The first query produced a result because “The” in the query was analyzed and became “the” which is the exact match with the one in the Inverted Index.

The second query, while not all the terms are in the Inverted Index, still produces a result. Elasticsearch will return a result, even if only one of the terms queried exactly matches the one in the Inverted Index.

If you pay attention to the result, there is a _score field.
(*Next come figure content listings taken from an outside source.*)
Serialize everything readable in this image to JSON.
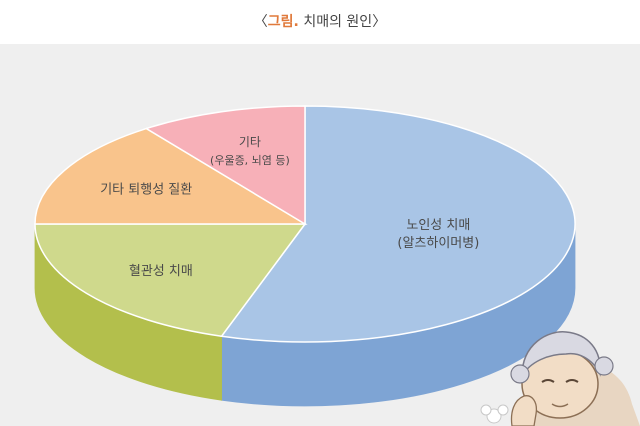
{
  "title": {
    "open": "〈",
    "accent": "그림.",
    "text": " 치매의 원인",
    "close": "〉"
  },
  "chart_data": {
    "type": "pie",
    "title": "〈그림. 치매의 원인〉",
    "slices": [
      {
        "label": "노인성 치매",
        "sublabel": "(알츠하이머병)",
        "value": 55
      },
      {
        "label": "혈관성 치매",
        "sublabel": "",
        "value": 20
      },
      {
        "label": "기타 퇴행성 질환",
        "sublabel": "",
        "value": 15
      },
      {
        "label": "기타",
        "sublabel": "(우울증, 뇌염 등)",
        "value": 10
      }
    ],
    "colors": {
      "top": [
        "#a9c5e6",
        "#cfd98c",
        "#f9c48c",
        "#f7b0b8"
      ],
      "side": [
        "#7ea4d4",
        "#b3bf4c",
        "#e9a566",
        "#e4939c"
      ]
    },
    "legend": "none"
  }
}
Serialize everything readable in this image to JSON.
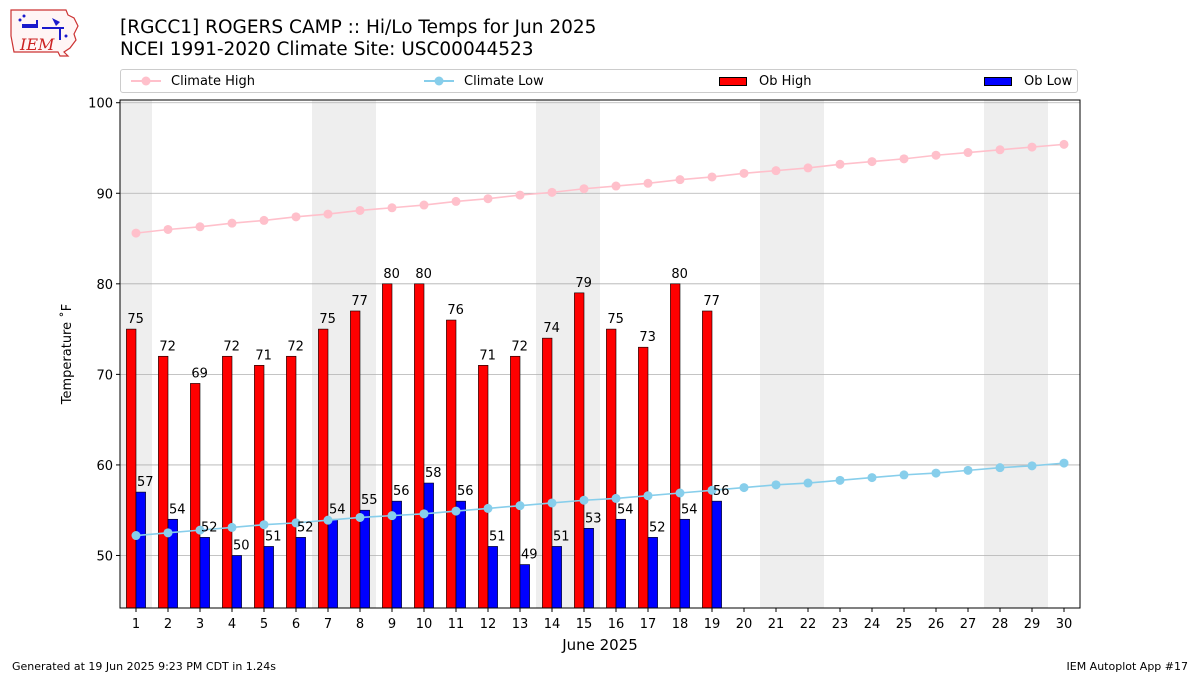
{
  "header": {
    "title_line1": "[RGCC1] ROGERS CAMP :: Hi/Lo Temps for Jun 2025",
    "title_line2": "NCEI 1991-2020 Climate Site: USC00044523",
    "logo_text": "IEM"
  },
  "legend": {
    "climate_high": "Climate High",
    "climate_low": "Climate Low",
    "ob_high": "Ob High",
    "ob_low": "Ob Low"
  },
  "footer": {
    "left": "Generated at 19 Jun 2025 9:23 PM CDT in 1.24s",
    "right": "IEM Autoplot App #17"
  },
  "colors": {
    "climate_high": "#ffc0cb",
    "climate_low": "#87ceeb",
    "ob_high": "#ff0000",
    "ob_low": "#0000ff",
    "weekend_shade": "#eeeeee",
    "grid": "#b0b0b0"
  },
  "chart_data": {
    "type": "bar",
    "xlabel": "June 2025",
    "ylabel": "Temperature $^\\circ$F",
    "xlim": [
      0.5,
      30.5
    ],
    "ylim": [
      44.2,
      100.3
    ],
    "yticks": [
      50,
      60,
      70,
      80,
      90,
      100
    ],
    "grid": "horizontal",
    "legend_position": "top",
    "days": [
      1,
      2,
      3,
      4,
      5,
      6,
      7,
      8,
      9,
      10,
      11,
      12,
      13,
      14,
      15,
      16,
      17,
      18,
      19,
      20,
      21,
      22,
      23,
      24,
      25,
      26,
      27,
      28,
      29,
      30
    ],
    "weekend_shade_ranges": [
      [
        0.5,
        1.5
      ],
      [
        6.5,
        8.5
      ],
      [
        13.5,
        15.5
      ],
      [
        20.5,
        22.5
      ],
      [
        27.5,
        29.5
      ]
    ],
    "series": [
      {
        "name": "Ob High",
        "kind": "bar",
        "x": [
          1,
          2,
          3,
          4,
          5,
          6,
          7,
          8,
          9,
          10,
          11,
          12,
          13,
          14,
          15,
          16,
          17,
          18,
          19
        ],
        "values": [
          75,
          72,
          69,
          72,
          71,
          72,
          75,
          77,
          80,
          80,
          76,
          71,
          72,
          74,
          79,
          75,
          73,
          80,
          77
        ],
        "labels": [
          "75",
          "72",
          "69",
          "72",
          "71",
          "72",
          "75",
          "77",
          "80",
          "80",
          "76",
          "71",
          "72",
          "74",
          "79",
          "75",
          "73",
          "80",
          "77"
        ]
      },
      {
        "name": "Ob Low",
        "kind": "bar",
        "x": [
          1,
          2,
          3,
          4,
          5,
          6,
          7,
          8,
          9,
          10,
          11,
          12,
          13,
          14,
          15,
          16,
          17,
          18,
          19
        ],
        "values": [
          57,
          54,
          52,
          50,
          51,
          52,
          54,
          55,
          56,
          58,
          56,
          51,
          49,
          51,
          53,
          54,
          52,
          54,
          56
        ],
        "labels": [
          "57",
          "54",
          "52",
          "50",
          "51",
          "52",
          "54",
          "55",
          "56",
          "58",
          "56",
          "51",
          "49",
          "51",
          "53",
          "54",
          "52",
          "54",
          "56"
        ]
      },
      {
        "name": "Climate High",
        "kind": "line",
        "x": [
          1,
          2,
          3,
          4,
          5,
          6,
          7,
          8,
          9,
          10,
          11,
          12,
          13,
          14,
          15,
          16,
          17,
          18,
          19,
          20,
          21,
          22,
          23,
          24,
          25,
          26,
          27,
          28,
          29,
          30
        ],
        "values": [
          85.6,
          86.0,
          86.3,
          86.7,
          87.0,
          87.4,
          87.7,
          88.1,
          88.4,
          88.7,
          89.1,
          89.4,
          89.8,
          90.1,
          90.5,
          90.8,
          91.1,
          91.5,
          91.8,
          92.2,
          92.5,
          92.8,
          93.2,
          93.5,
          93.8,
          94.2,
          94.5,
          94.8,
          95.1,
          95.4
        ]
      },
      {
        "name": "Climate Low",
        "kind": "line",
        "x": [
          1,
          2,
          3,
          4,
          5,
          6,
          7,
          8,
          9,
          10,
          11,
          12,
          13,
          14,
          15,
          16,
          17,
          18,
          19,
          20,
          21,
          22,
          23,
          24,
          25,
          26,
          27,
          28,
          29,
          30
        ],
        "values": [
          52.2,
          52.5,
          52.8,
          53.1,
          53.4,
          53.6,
          53.9,
          54.2,
          54.4,
          54.6,
          54.9,
          55.2,
          55.5,
          55.8,
          56.1,
          56.3,
          56.6,
          56.9,
          57.2,
          57.5,
          57.8,
          58.0,
          58.3,
          58.6,
          58.9,
          59.1,
          59.4,
          59.7,
          59.9,
          60.2
        ]
      }
    ]
  }
}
How many of the query’s terms that are an exact match with the one in the Inverted Index is one of the things that affects the score, but let’s save calculating score for another day.

When to Use One or the Another

Use keyword field data type if:

  • You want an exact match query
  • You want to make Elasticsearch function like other databases
  • You want to use it for wildcard query

Use text field data type if:

  • You want to create an autocomplete
  • You want to create a search system

Conclusion

Understanding how text and keyword field data types work is one of the things that you will want to learn in Elasticsearch, the difference seems simple but will matter a lot.

You will want to understand and choose the field data type suitable for your use case, if you want both field data types then you can use Multi Fields feature when creating the mapping.

Lastly, I hope this article helps you in learning Elasticsearch and understanding the differences between text and keyword field data type in Elasticsearch. Thanks for reading!